Gastos públicos sem precedentes, cujo financiamento ainda não está claro. Por enquanto, a Comissão sugeriu flexibilizar as regras de controle orçamentário para permitir que os gastos militares sejam excluídos do déficit, facilitar novos empréstimos para permitir maiores endividamentos e até mesmo desviar fundos de coesão. Mas todas essas são medidas de curto prazo e de natureza temporária. Como afirmou a Presidente da Comissão, em algum momento, os governos terão que reduzir seus déficits para retornar ao ajuste orçamentário. Porque ativar a cláusula de flexibilidade orçamentária para aumentar os gastos rapidamente significa que, no médio prazo, o governo terá que ajustar seu orçamento, seja aumentando impostos ou reduzindo gastos em outras áreas. Como o Secretário-Geral da OTAN, Mark Rutte, destacou em um discurso no Parlamento Europeu : "Os países europeus gastam facilmente até um quarto de sua renda inicial em pensões, assistência médica e sistemas de seguridade social, e precisamos apenas de uma pequena fração desse dinheiro para fortalecer ainda mais nossas defesas".

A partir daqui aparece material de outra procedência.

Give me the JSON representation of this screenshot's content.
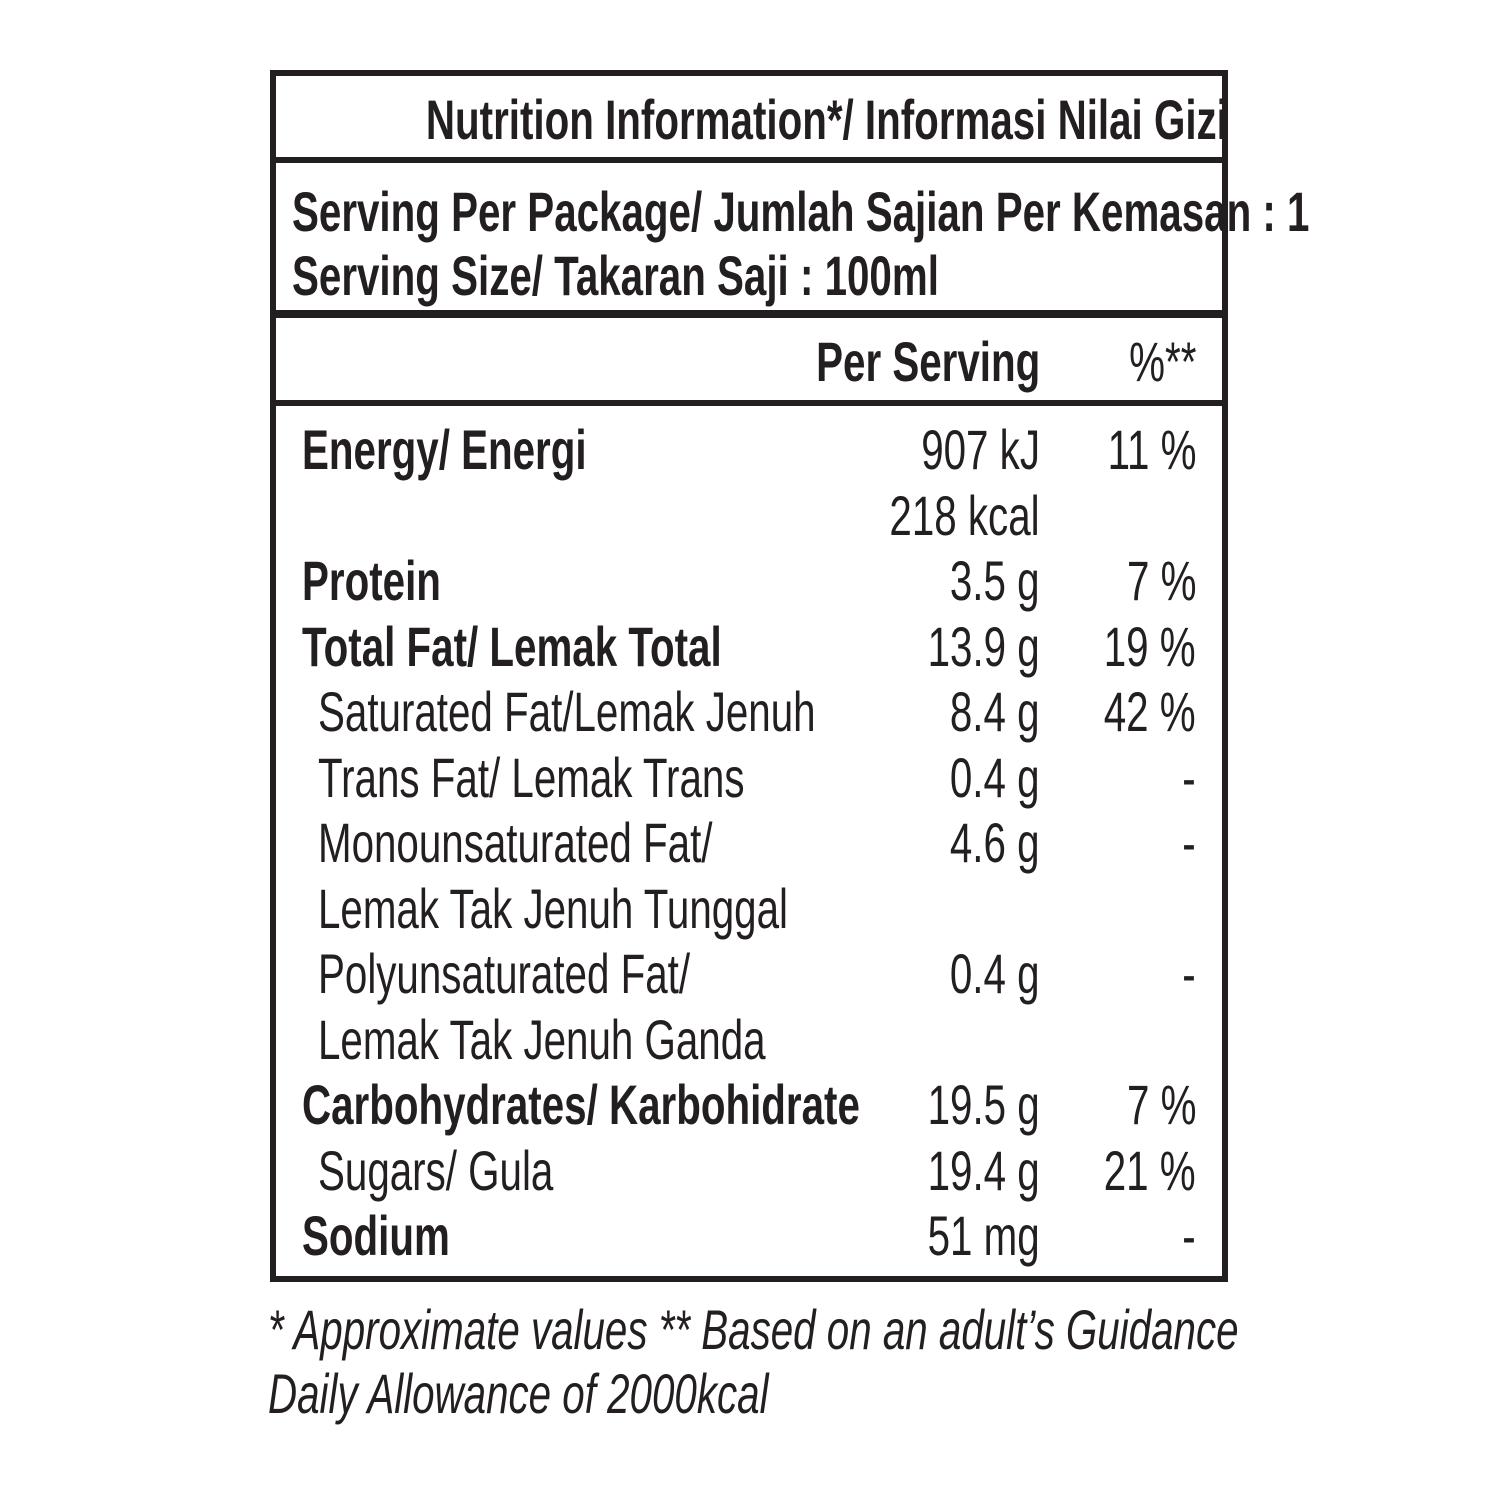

Uma verdadeira mudança de paradigma que visa impulsionar não só os gastos com armamento, mas também promover a reindustrialização europeia com enfoque militar , como já defendia o antigo presidente do Banco Central Europeu, Mario Draghi , no seu relatório Um Plano para o Futuro Económico da Europa. Porque, como diz Draghi: "Em um mundo onde nossos rivais controlam muitos dos recursos de que precisamos, precisamos ter um plano para proteger nossa cadeia de suprimentos — de minerais essenciais a baterias e infraestrutura de carregamento." A visão da defesa europeia, capturada na Bússola Estratégica, não se baseia mais na manutenção da paz, mas na proteção de infraestrutura crítica, segurança energética, controle de fronteiras e proteção de "rotas comerciais importantes". Ou seja, proteger os interesses europeus garantindo a “autonomia estratégica” da UE .

Desta forma, a remilitarização tornou-se a pedra angular do novo projeto de “potência europeia” no quadro da crise global, complementando o constitucionalismo de mercado até agora prevalecente com um pilar de segurança mais reforçado. A invasão imperialista de Putin ajudou a unir a opinião pública com base na construção de um forte sentimento de insegurança. Uma estratégia de choque, com os tambores de guerra soando ao fundo, está sendo usada pelas elites europeias não apenas para cumprir seu antigo objetivo de integração militar europeia, mas também para reforçar um modelo de federalismo oligárquico e tecnocrático.